Wednesday, April 12 – Thursday, April 13
Co-sponsored by: Applied Spectra, Inc & Department of Chemistry and Chemical Biology at Rensselaer Polytechnic Institute
Topics will include fundamentals of Laser Ablation, product overviews, applications for laser ablation, and hands on demonstration of the J200 Tandem LA-LIBS in the laboratory of Dr. Jacob Shelley at Rensselaer Polytechnic Institute.
There is no charge for this event; however, registration is required. Space is limited.
About the Workshop
The workshop will focus on Geologic, Forensic, and Life Science Science applications, but also cover other application areas including: Plant and Soil Science, and Industrial applications, such as Li-ion battery manufacturing.
Day 1 Topics will include:
- Presentations by Applied Spectra and invited speakers on the fundamentals of laser ablation and LIBS
- Dr. Darby Dyar, Mount Holyoke College, “Lessons Learned about LIBS Calibration from ChemCam”
- Dr. Jacob Shelley, Rensselaer Polytechnic Institute, “Towards Simultaneous Elemental and Molecular Chemical Imaging Through Optical and Mass Spectrometries”
- Product and company overviews, applications for the chemical analysis of solid samples with laser ablation, and
- Hands on demonstration of the J200 Tandem LA-LIBS system housed at Rensselaer Polytechnic Institute. Only LIBS will be demonstrated during this workshop as there is no ICP-MS on site.
Day 2 (optional) will include:
- Dedicated to participants that wish to run their own samples on the J200 Tandem system for more in depth laser ablation experiments.
Workshop Host and Guest Speaker:
Dr. Jacob Shelley, Department of Chemistry and Molecular Biology, Rensselaer Polytechnic University.
Invited presentation entitled: “Towards Simultaneous Elemental and Molecular Chemical Imaging Through Optical and Mass Spectrometries”
Jacob Shelley earned his B.S. in Chemistry from Northern Arizona University in Flagstaff, AZ in 2005. His research at NAU, while working under Prof.

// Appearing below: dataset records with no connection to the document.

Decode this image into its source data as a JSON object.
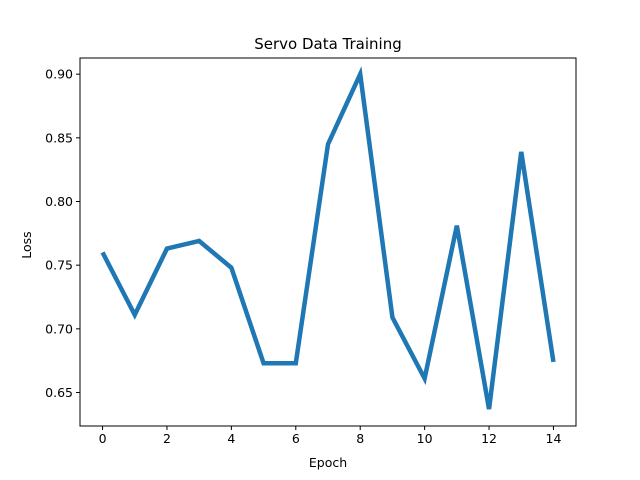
{
  "chart_data": {
    "type": "line",
    "title": "Servo Data Training",
    "xlabel": "Epoch",
    "ylabel": "Loss",
    "xlim": [
      -0.7,
      14.7
    ],
    "ylim": [
      0.6237,
      0.9127
    ],
    "x_ticks": [
      0,
      2,
      4,
      6,
      8,
      10,
      12,
      14
    ],
    "y_ticks": [
      0.65,
      0.7,
      0.75,
      0.8,
      0.85,
      0.9
    ],
    "x_tick_labels": [
      "0",
      "2",
      "4",
      "6",
      "8",
      "10",
      "12",
      "14"
    ],
    "y_tick_labels": [
      "0.65",
      "0.70",
      "0.75",
      "0.80",
      "0.85",
      "0.90"
    ],
    "grid": false,
    "legend": "none",
    "series": [
      {
        "color": "#1f77b4",
        "x": [
          0,
          1,
          2,
          3,
          4,
          5,
          6,
          7,
          8,
          9,
          10,
          11,
          12,
          13,
          14
        ],
        "values": [
          0.76,
          0.711,
          0.763,
          0.769,
          0.748,
          0.673,
          0.673,
          0.845,
          0.9,
          0.709,
          0.661,
          0.781,
          0.637,
          0.839,
          0.674
        ]
      }
    ]
  }
}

Diane Stearns, was focused on examining metal-DNA adducts with ICP-AES. He worked at Los Alamos National Laboratory for four summers on a wide range of projects including metallomics with X-ray fluorescence detection, developing nanoporous silica substrates for matrix-free MALDI, and method development for detecting a wide range of radioactive materials.
He completed his Ph. D. at Indiana University under Prof. Gary Hieftje in 2011 where his research focus was on the development, characterization, and application of novel plasma ionization sources for ambient, molecular mass spectrometry with particular attention on the Flowing Atmospheric-Pressure Afterglow (FAPA) source.

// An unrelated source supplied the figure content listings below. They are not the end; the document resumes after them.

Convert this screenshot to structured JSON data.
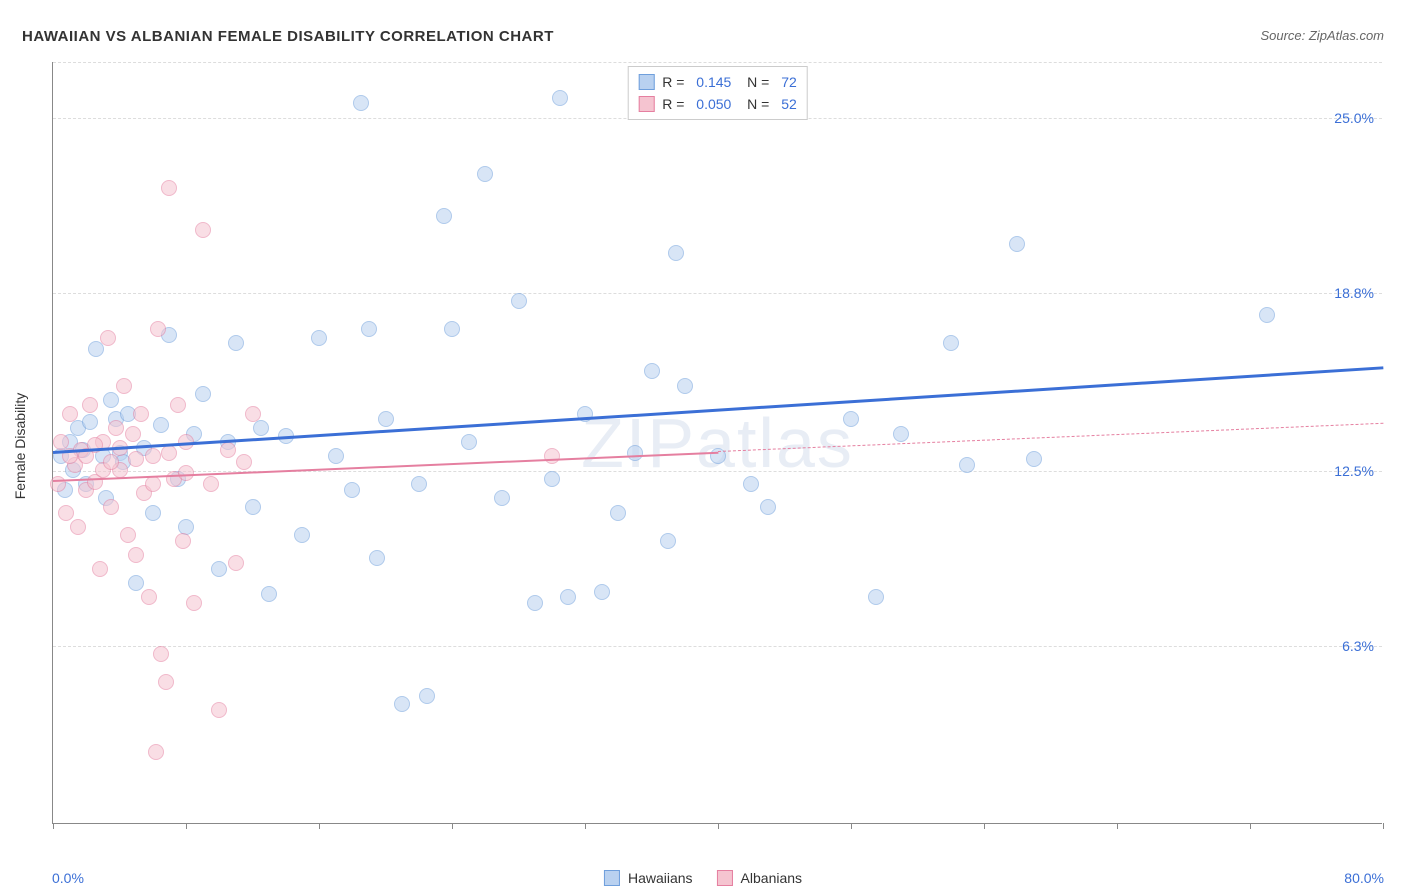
{
  "title": "HAWAIIAN VS ALBANIAN FEMALE DISABILITY CORRELATION CHART",
  "source_label": "Source: ZipAtlas.com",
  "watermark": "ZIPatlas",
  "ylabel": "Female Disability",
  "chart": {
    "type": "scatter",
    "xlim": [
      0,
      80
    ],
    "ylim": [
      0,
      27
    ],
    "x_axis_left_label": "0.0%",
    "x_axis_right_label": "80.0%",
    "y_ticks": [
      {
        "value": 6.3,
        "label": "6.3%"
      },
      {
        "value": 12.5,
        "label": "12.5%"
      },
      {
        "value": 18.8,
        "label": "18.8%"
      },
      {
        "value": 25.0,
        "label": "25.0%"
      }
    ],
    "x_tick_values": [
      0,
      8,
      16,
      24,
      32,
      40,
      48,
      56,
      64,
      72,
      80
    ],
    "background_color": "#ffffff",
    "grid_color": "#dddddd",
    "axis_color": "#888888",
    "marker_radius": 8,
    "marker_border_width": 1.5,
    "series": [
      {
        "name": "Hawaiians",
        "fill_color": "#b9d1f0",
        "border_color": "#6f9fdc",
        "fill_opacity": 0.55,
        "R": "0.145",
        "N": "72",
        "trend": {
          "x1": 0,
          "y1": 13.2,
          "x2": 80,
          "y2": 16.2,
          "color": "#3b6fd6",
          "width": 2.5,
          "dash": false
        },
        "points": [
          [
            0.5,
            13.0
          ],
          [
            0.7,
            11.8
          ],
          [
            1.0,
            13.5
          ],
          [
            1.2,
            12.5
          ],
          [
            1.5,
            14.0
          ],
          [
            1.8,
            13.2
          ],
          [
            2.0,
            12.0
          ],
          [
            2.2,
            14.2
          ],
          [
            2.6,
            16.8
          ],
          [
            3.0,
            13.0
          ],
          [
            3.2,
            11.5
          ],
          [
            3.5,
            15.0
          ],
          [
            3.8,
            14.3
          ],
          [
            4.0,
            13.1
          ],
          [
            4.2,
            12.8
          ],
          [
            4.5,
            14.5
          ],
          [
            5.0,
            8.5
          ],
          [
            5.5,
            13.3
          ],
          [
            6.0,
            11.0
          ],
          [
            6.5,
            14.1
          ],
          [
            7.0,
            17.3
          ],
          [
            7.5,
            12.2
          ],
          [
            8.0,
            10.5
          ],
          [
            8.5,
            13.8
          ],
          [
            9.0,
            15.2
          ],
          [
            10.0,
            9.0
          ],
          [
            10.5,
            13.5
          ],
          [
            11.0,
            17.0
          ],
          [
            12.0,
            11.2
          ],
          [
            12.5,
            14.0
          ],
          [
            13.0,
            8.1
          ],
          [
            14.0,
            13.7
          ],
          [
            15.0,
            10.2
          ],
          [
            16.0,
            17.2
          ],
          [
            17.0,
            13.0
          ],
          [
            18.0,
            11.8
          ],
          [
            18.5,
            25.5
          ],
          [
            19.0,
            17.5
          ],
          [
            19.5,
            9.4
          ],
          [
            20.0,
            14.3
          ],
          [
            21.0,
            4.2
          ],
          [
            22.0,
            12.0
          ],
          [
            22.5,
            4.5
          ],
          [
            23.5,
            21.5
          ],
          [
            24.0,
            17.5
          ],
          [
            25.0,
            13.5
          ],
          [
            26.0,
            23.0
          ],
          [
            27.0,
            11.5
          ],
          [
            28.0,
            18.5
          ],
          [
            29.0,
            7.8
          ],
          [
            30.0,
            12.2
          ],
          [
            30.5,
            25.7
          ],
          [
            31.0,
            8.0
          ],
          [
            32.0,
            14.5
          ],
          [
            33.0,
            8.2
          ],
          [
            34.0,
            11.0
          ],
          [
            35.0,
            13.1
          ],
          [
            36.0,
            16.0
          ],
          [
            37.0,
            10.0
          ],
          [
            37.5,
            20.2
          ],
          [
            38.0,
            15.5
          ],
          [
            40.0,
            13.0
          ],
          [
            42.0,
            12.0
          ],
          [
            43.0,
            11.2
          ],
          [
            48.0,
            14.3
          ],
          [
            49.5,
            8.0
          ],
          [
            51.0,
            13.8
          ],
          [
            54.0,
            17.0
          ],
          [
            55.0,
            12.7
          ],
          [
            58.0,
            20.5
          ],
          [
            59.0,
            12.9
          ],
          [
            73.0,
            18.0
          ]
        ]
      },
      {
        "name": "Albanians",
        "fill_color": "#f5c4d0",
        "border_color": "#e57fa0",
        "fill_opacity": 0.55,
        "R": "0.050",
        "N": "52",
        "trend": {
          "x1": 0,
          "y1": 12.2,
          "x2": 40,
          "y2": 13.2,
          "color": "#e57fa0",
          "width": 2,
          "dash": false
        },
        "trend_ext": {
          "x1": 40,
          "y1": 13.2,
          "x2": 80,
          "y2": 14.2,
          "color": "#e57fa0",
          "width": 1,
          "dash": true
        },
        "points": [
          [
            0.3,
            12.0
          ],
          [
            0.5,
            13.5
          ],
          [
            0.8,
            11.0
          ],
          [
            1.0,
            14.5
          ],
          [
            1.3,
            12.7
          ],
          [
            1.5,
            10.5
          ],
          [
            1.7,
            13.2
          ],
          [
            2.0,
            11.8
          ],
          [
            2.2,
            14.8
          ],
          [
            2.5,
            12.1
          ],
          [
            2.8,
            9.0
          ],
          [
            3.0,
            13.5
          ],
          [
            3.3,
            17.2
          ],
          [
            3.5,
            11.2
          ],
          [
            3.8,
            14.0
          ],
          [
            4.0,
            12.5
          ],
          [
            4.3,
            15.5
          ],
          [
            4.5,
            10.2
          ],
          [
            4.8,
            13.8
          ],
          [
            5.0,
            9.5
          ],
          [
            5.3,
            14.5
          ],
          [
            5.5,
            11.7
          ],
          [
            5.8,
            8.0
          ],
          [
            6.0,
            13.0
          ],
          [
            6.3,
            17.5
          ],
          [
            6.5,
            6.0
          ],
          [
            6.2,
            2.5
          ],
          [
            6.8,
            5.0
          ],
          [
            7.0,
            22.5
          ],
          [
            7.3,
            12.2
          ],
          [
            7.5,
            14.8
          ],
          [
            7.8,
            10.0
          ],
          [
            8.0,
            13.5
          ],
          [
            8.5,
            7.8
          ],
          [
            9.0,
            21.0
          ],
          [
            9.5,
            12.0
          ],
          [
            10.0,
            4.0
          ],
          [
            10.5,
            13.2
          ],
          [
            11.0,
            9.2
          ],
          [
            11.5,
            12.8
          ],
          [
            12.0,
            14.5
          ],
          [
            2.0,
            13.0
          ],
          [
            3.0,
            12.5
          ],
          [
            4.0,
            13.3
          ],
          [
            5.0,
            12.9
          ],
          [
            6.0,
            12.0
          ],
          [
            7.0,
            13.1
          ],
          [
            8.0,
            12.4
          ],
          [
            1.0,
            13.0
          ],
          [
            2.5,
            13.4
          ],
          [
            3.5,
            12.8
          ],
          [
            30.0,
            13.0
          ]
        ]
      }
    ]
  },
  "legend_top": {
    "rows": [
      {
        "swatch_fill": "#b9d1f0",
        "swatch_border": "#6f9fdc",
        "R_label": "R",
        "R_value": "0.145",
        "N_label": "N",
        "N_value": "72"
      },
      {
        "swatch_fill": "#f5c4d0",
        "swatch_border": "#e57fa0",
        "R_label": "R",
        "R_value": "0.050",
        "N_label": "N",
        "N_value": "52"
      }
    ],
    "value_color": "#3b6fd6",
    "label_color": "#333333"
  },
  "legend_bottom": {
    "items": [
      {
        "swatch_fill": "#b9d1f0",
        "swatch_border": "#6f9fdc",
        "label": "Hawaiians"
      },
      {
        "swatch_fill": "#f5c4d0",
        "swatch_border": "#e57fa0",
        "label": "Albanians"
      }
    ]
  }
}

Jake started his postdoctoral research with Prof. R. Graham Cooks at Purdue University 2011 where he developed portable mass spectrometers capable of in situ analyses. In 2012, Jake was awarded a prestigious Alexander von Humboldt Post-Doctoral Fellowship to work with Dr. Carsten Engelhard at the University of Münster in Germany. In 2014, Jake became an Assistant Professor at Kent State University specializing in fundamental characterization of plasma-based ionization methods for mass spectrometry. In August, 2016, Jake became the Alan Paul Schulz Career Development Chair at Rensselaer Polytechnic Institute in Troy, NY.
His current research interests lie in the development of new hardware and software tools for mass spectrometry, which enable rapid and sensitive detection and identification of analytes in complex matrices. He currently has authored 35 published journal articles 3 United States patents/patent applications, a book chapter, and has given more than 30 invited presentations at national and international venues.
Dr. Darby Dyar, Mount Holyoke College, “Lessons Learned about LIBS Calibration from ChemCam”
The primary goal of Darby Dyar’s research is to understand how hydrogen and oxygen are distributed throughout our solar system, particularly in terrestrial bodies such as the Earth, the Moon, Mars, and the parent bodies of meteorites. Dyar uses Mössbauer, reflectance, Raman, synchrotron, and LIBS spectroscopies. She studies rocks from diverse localities on Earth from the deep oceans to Antarctica, as well as lunar rocks and meteorite samples.
Dyar has written more than 200 papers in scientific journals and has been awarded more than $4.1 million in 30 diverse grants from NASA and NSF. These include support for her participation on the Mars Science Laboratory science team; its calibration target was built at the College. She also serves on three of the eight NASA Solar System Exploration Virtual Institutes. She is pioneering development of novel machine learning techniques for interpretation of spectroscopic data. In 2016, Dyar received the G. K. Gilbert Award from the Planetary Geology Division of the Geological Society of America for outstanding contributions to the solution of fundamental problems in planetary geology. She is a Fellow of the Mineralogical Society of America and has served as Associate Editor of The American Mineralogist for the past 20 years.